Elias’s blade slashed across Rusk’s thigh, just above the knee, deep and final. The man crumpled with a strangled gasp, his leg no longer able to bear weight.
Elias didn’t hesitate. He kicked the sword from Rusk’s hand and planted a boot on the man’s chest.
Cold precision. No rage. No mercy.
This is what I was made for. What I ran from. What the world always drags me back to, Elias thought. By the Light, so be it. I am done running.
The mask stared down at Rusk.
“You stole my name,” Elias said quietly. “You wore it like a crown—but it never fit.”
Rusk coughed, blood at the corner of his mouth. He chuckled once: dry and ugly. “You’re right. I never was the Reaper.
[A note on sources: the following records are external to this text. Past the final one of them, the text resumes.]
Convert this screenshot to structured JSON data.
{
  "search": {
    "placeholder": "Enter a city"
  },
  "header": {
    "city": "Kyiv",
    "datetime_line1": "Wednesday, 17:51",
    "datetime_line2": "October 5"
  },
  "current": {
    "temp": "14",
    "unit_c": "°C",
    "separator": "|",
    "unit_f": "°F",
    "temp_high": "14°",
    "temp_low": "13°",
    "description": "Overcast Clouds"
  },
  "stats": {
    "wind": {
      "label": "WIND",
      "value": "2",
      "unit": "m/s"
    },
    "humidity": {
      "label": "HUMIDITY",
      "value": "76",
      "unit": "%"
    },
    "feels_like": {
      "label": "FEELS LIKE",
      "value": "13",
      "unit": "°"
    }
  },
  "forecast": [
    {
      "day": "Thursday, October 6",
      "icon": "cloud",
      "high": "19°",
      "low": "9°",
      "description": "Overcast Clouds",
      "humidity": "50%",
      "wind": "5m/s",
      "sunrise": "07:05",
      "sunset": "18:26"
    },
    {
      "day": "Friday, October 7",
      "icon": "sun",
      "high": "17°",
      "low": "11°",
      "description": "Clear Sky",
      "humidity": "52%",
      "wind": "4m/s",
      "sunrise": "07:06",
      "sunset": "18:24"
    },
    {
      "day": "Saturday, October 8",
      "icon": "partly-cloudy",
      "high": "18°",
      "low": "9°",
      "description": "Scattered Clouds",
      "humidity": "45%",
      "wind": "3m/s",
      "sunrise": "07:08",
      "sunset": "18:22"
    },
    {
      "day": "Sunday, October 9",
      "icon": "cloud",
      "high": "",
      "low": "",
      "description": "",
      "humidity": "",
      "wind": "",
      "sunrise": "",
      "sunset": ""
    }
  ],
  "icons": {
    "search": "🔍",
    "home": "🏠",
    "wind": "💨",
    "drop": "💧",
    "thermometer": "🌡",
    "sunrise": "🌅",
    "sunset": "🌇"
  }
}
Never had the stomach for it.” He looked up, met Elias’s eyes. “And those bodies, those villages you leveled, those weren’t mine.” A pause. “You did that. You wore the mask. I just borrowed the fear.”
He let out a shaky breath. “You’re not better than me, Elias. You’re just the one they made into a legend. But you win. You are the monster in the night. Only a monster would kill a man who can no longer fight. You are the Reaper.”
Elias said nothing at first. Then, quiet and final:
“You’re right. I am the Reaper.”
He raised his blade high. “And this…is justice.”
The chamber held its breath as the true Reaper swung his blade.